Genève - Les amendements constitutionnels proposés par le gouvernement jordanien pourraient constituer une concentration de pouvoir malvenue qui pourrait contrecarrer toute expérience démocratique future, a averti dimanche l'Observatoire Euro-Méditerranéen des Droits de l'Homme dans une déclaration.

L'amendement proposé par le gouvernement contient de nombreuses failles juridiques et peut conduire à vider de ses pouvoirs tout futur gouvernement parlementaire, car il attribue des tâches gouvernementales majeures à de nouveaux organes qui ne sont soumis à aucune autorité de contrôle.

Le 15 novembre, le ministre jordanien du Développement politique, Musa Al-Maaytah, a déclaré que "le gouvernement a soumis au Parlement - en plus des résultats du Comité royal pour la modernisation du système politique - une proposition d'amendement constitutionnel comprenant la formation d'un conseil de sécurité nationale qui sera responsable des questions de sécurité et sera dirigé par le roi, le premier ministre, le ministre de la Défense, le ministre des Affaires étrangères, le ministre de l'Intérieur, le directeur du renseignement et le chef d'état-major, en plus de deux membres choisis par le roi, à condition qu'un règlement soit publié à cet effet".

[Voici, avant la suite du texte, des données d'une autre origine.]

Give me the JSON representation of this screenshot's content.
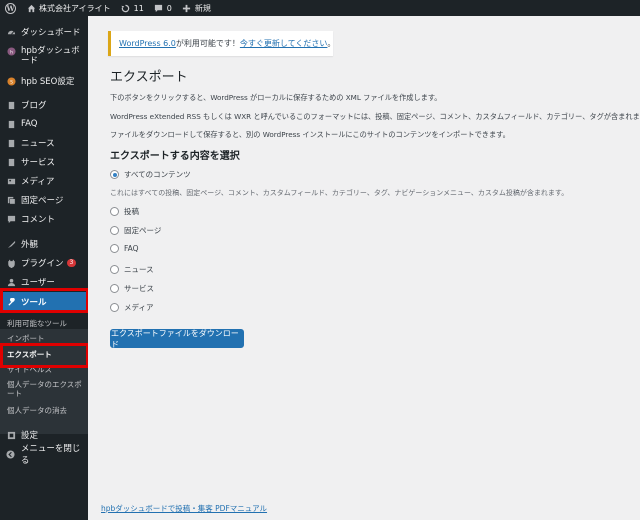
{
  "adminbar": {
    "wp_logo": "W",
    "site_name": "株式会社アイライト",
    "updates_count": "11",
    "comments_count": "0",
    "new_label": "新規"
  },
  "sidebar": {
    "items": [
      {
        "label": "ダッシュボード",
        "icon": "dashboard-icon"
      },
      {
        "label": "hpbダッシュボード",
        "icon": "hpb-icon"
      },
      {
        "label": "hpb SEO設定",
        "icon": "hpb-seo-icon"
      },
      {
        "label": "ブログ",
        "icon": "pin-icon"
      },
      {
        "label": "FAQ",
        "icon": "pin-icon"
      },
      {
        "label": "ニュース",
        "icon": "pin-icon"
      },
      {
        "label": "サービス",
        "icon": "pin-icon"
      },
      {
        "label": "メディア",
        "icon": "media-icon"
      },
      {
        "label": "固定ページ",
        "icon": "page-icon"
      },
      {
        "label": "コメント",
        "icon": "comment-icon"
      },
      {
        "label": "外観",
        "icon": "appearance-icon"
      },
      {
        "label": "プラグイン",
        "icon": "plugin-icon",
        "badge": "3"
      },
      {
        "label": "ユーザー",
        "icon": "user-icon"
      },
      {
        "label": "ツール",
        "icon": "tools-icon"
      },
      {
        "label": "設定",
        "icon": "settings-icon"
      },
      {
        "label": "メニューを閉じる",
        "icon": "collapse-icon"
      }
    ],
    "tools_submenu": [
      "利用可能なツール",
      "インポート",
      "エクスポート",
      "サイトヘルス",
      "個人データのエクスポート",
      "個人データの消去"
    ]
  },
  "notice": {
    "link_version": "WordPress 6.0",
    "text": " が利用可能です！",
    "link_update": "今すぐ更新してください",
    "suffix": "。"
  },
  "page": {
    "title": "エクスポート",
    "paragraphs": [
      "下のボタンをクリックすると、WordPress がローカルに保存するための XML ファイルを作成します。",
      "WordPress eXtended RSS もしくは WXR と呼んでいるこのフォーマットには、投稿、固定ページ、コメント、カスタムフィールド、カテゴリー、タグが含まれます。",
      "ファイルをダウンロードして保存すると、別の WordPress インストールにこのサイトのコンテンツをインポートできます。"
    ],
    "section_heading": "エクスポートする内容を選択",
    "options": [
      {
        "label": "すべてのコンテンツ",
        "checked": true
      },
      {
        "label": "投稿",
        "checked": false
      },
      {
        "label": "固定ページ",
        "checked": false
      },
      {
        "label": "FAQ",
        "checked": false
      },
      {
        "label": "ニュース",
        "checked": false
      },
      {
        "label": "サービス",
        "checked": false
      },
      {
        "label": "メディア",
        "checked": false
      }
    ],
    "all_content_desc": "これにはすべての投稿、固定ページ、コメント、カスタムフィールド、カテゴリー、タグ、ナビゲーションメニュー、カスタム投稿が含まれます。",
    "download_button": "エクスポートファイルをダウンロード",
    "footer_link": "hpbダッシュボードで投稿・集客 PDFマニュアル"
  },
  "colors": {
    "accent": "#2271b1",
    "admin_dark": "#1d2327",
    "highlight": "#e00000",
    "notice_warning": "#dba617"
  }
}
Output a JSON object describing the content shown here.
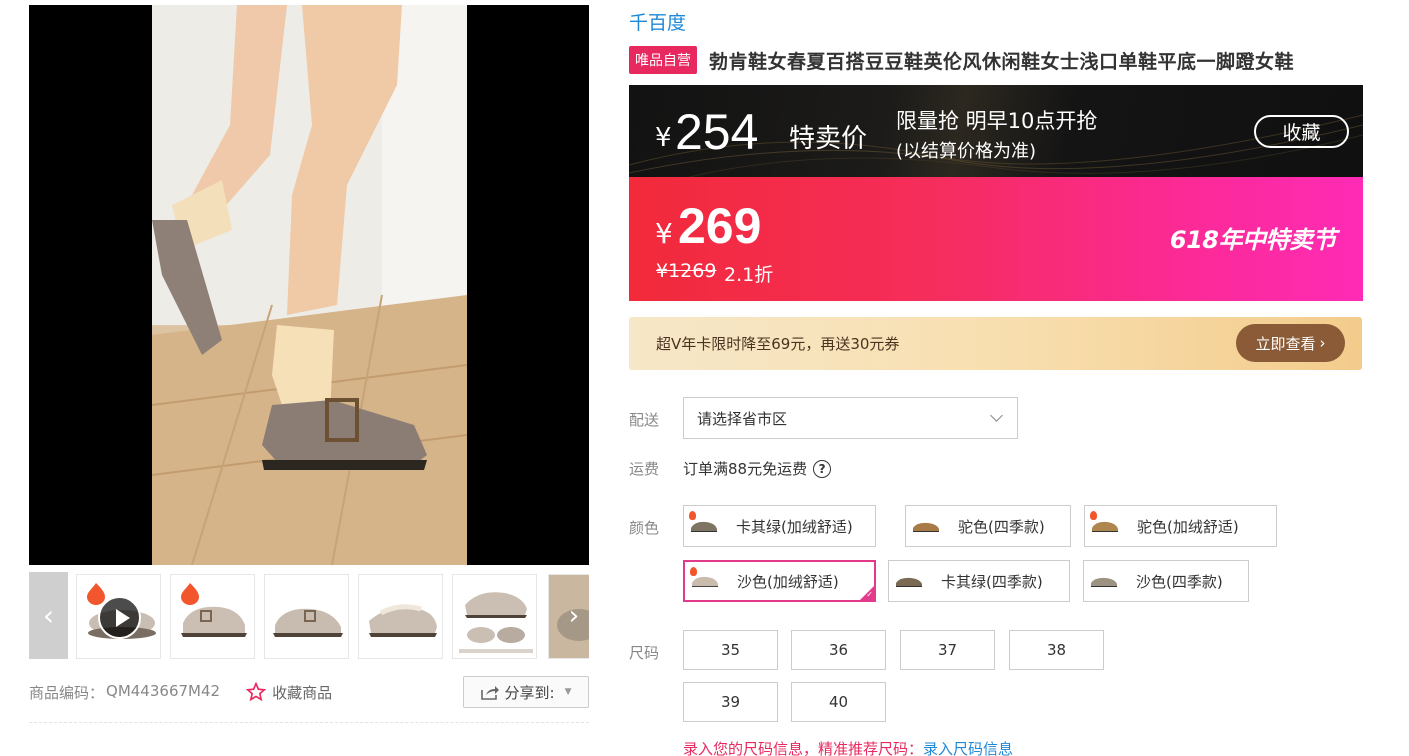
{
  "product": {
    "brand": "千百度",
    "self_tag": "唯品自营",
    "title": "勃肯鞋女春夏百搭豆豆鞋英伦风休闲鞋女士浅口单鞋平底一脚蹬女鞋"
  },
  "flash": {
    "yen": "¥",
    "price": "254",
    "label": "特卖价",
    "flash_text": "限量抢 明早10点开抢",
    "note": "(以结算价格为准)",
    "collect_label": "收藏"
  },
  "price": {
    "yen": "¥",
    "current": "269",
    "original": "¥1269",
    "discount": "2.1折",
    "festival": "618年中特卖节"
  },
  "promo": {
    "text": "超V年卡限时降至69元，再送30元券",
    "button_label": "立即查看",
    "button_arrow": "›"
  },
  "shipping": {
    "label": "配送",
    "placeholder": "请选择省市区",
    "fee_label": "运费",
    "fee_text": "订单满88元免运费",
    "help": "?"
  },
  "colors": {
    "label": "颜色",
    "options": [
      "卡其绿(加绒舒适)",
      "驼色(四季款)",
      "驼色(加绒舒适)",
      "沙色(加绒舒适)",
      "卡其绿(四季款)",
      "沙色(四季款)"
    ],
    "selected": "沙色(加绒舒适)"
  },
  "sizes": {
    "label": "尺码",
    "options": [
      "35",
      "36",
      "37",
      "38",
      "39",
      "40"
    ],
    "hint": "录入您的尺码信息，精准推荐尺码：",
    "hint_link": "录入尺码信息"
  },
  "meta": {
    "code_label": "商品编码：",
    "code": "QM443667M42",
    "fav_label": "收藏商品",
    "share_label": "分享到:"
  },
  "gallery": {
    "prev_arrow": "‹",
    "next_arrow": "›"
  },
  "colors_palette": {
    "accent_pink": "#e8295f",
    "link_blue": "#1e88d8",
    "selected_border": "#e33a8c",
    "promo_button": "#8b5a36"
  }
}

Il a déclaré que la proposition vise à "maintenir les intérêts nationaux supérieurs à l'écart de toute dispute partisane qui pourrait survenir dans le cas où un ou plusieurs partis seraient en mesure de former un gouvernement partisan à l'avenir."

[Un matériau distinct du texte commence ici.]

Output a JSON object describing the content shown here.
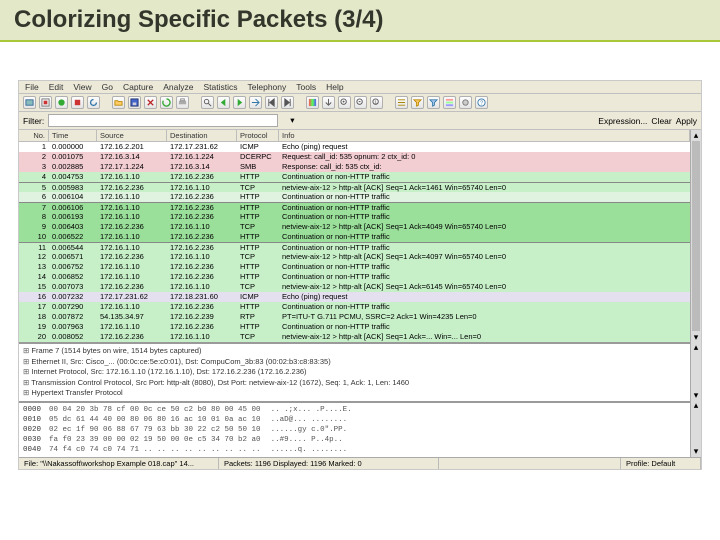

La "responsabilité des questions de sécurité", que la proposition attribuera à un nouveau conseil national, pourrait ne pas inclure la sécurité dans son seul sens traditionnel, mais s'étendre à la sécurité à ses différents niveaux tels que l'alimentation, la santé, l'éducation, l'environnement, et autres. Ainsi, la proposition affecte les pouvoirs originels du gouvernement selon la Constitution jordanienne, puisque l'article 45 stipule que "le Conseil des ministres est chargé d'administrer toutes les affaires de l'État, internes et externes, à l'exception des questions qui sont ou peuvent être confiées par la présente Constitution ou par toute autre législation à toute autre personne ou organe".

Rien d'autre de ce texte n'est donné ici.